Attn added kv processor torch 2.0 block #3023

williamberman · 2023-04-08T23:51:29Z

rebased on top of #3021 and #3011

200a8c7 and on is the main commit

HuggingFaceDocBuilderDev · 2023-04-08T23:56:13Z

The documentation is not available anymore as the PR was closed or merged.

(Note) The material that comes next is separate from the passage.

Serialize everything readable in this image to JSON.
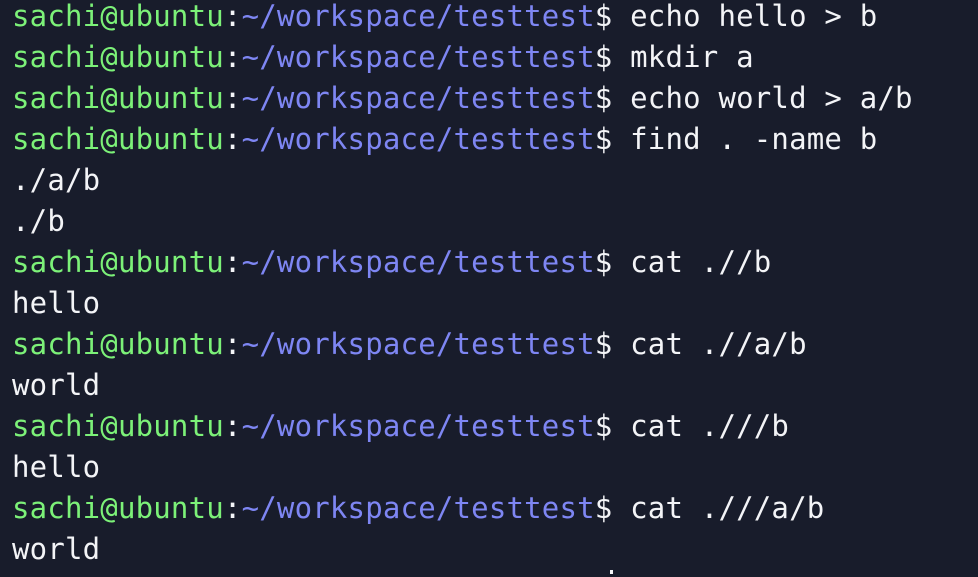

williamberman · 2023-04-09T02:02:32Z

src/diffusers/models/attention_processor.py

+        if out_dim == 3:
+            if attention_mask.shape[0] < batch_size * head_size:
+                attention_mask = attention_mask.repeat_interleave(head_size, dim=0)
+        elif out_dim == 4:
+            attention_mask = attention_mask.unsqueeze(1)
+            attention_mask = attention_mask.repeat_interleave(head_size, dim=1)
+


@patrickvonplaten when using the torch built in attention and putting heads as the second dim, we need to make the attention mask also put the heads in the second dim. I'm not sure what the equivalent check for attention_mask.shape[0] < batch_size * head_size is. If we assume the input attention mask is always just the same batch size of the inputs, we don't have to do the check and I think this works. My understanding is that's what the original code was doing anyway since it just repeats by the head size regardless

williamberman · 2023-04-11T00:54:09Z

waiting to merge until #3021 and #3011 are merged

sayakpaul · 2023-04-11T01:39:43Z

src/diffusers/models/attention_processor.py

+        else:
+            raise ValueError(
+                f"unknown cross_attention_norm: {cross_attention_norm}. Should be None, 'layer_norm' or 'group_norm'"
+            )


sayakpaul

Very nice refactor!

sayakpaul · 2023-04-11T01:49:32Z

src/diffusers/models/attention_processor.py

+            value = encoder_hidden_states_value_proj
+
+        # the output of sdp = (batch, num_heads, seq_len, head_dim)
+        # TODO: add support for attn.scale when we move to Torch 2.1


Out of curiosity. Which scale is this one?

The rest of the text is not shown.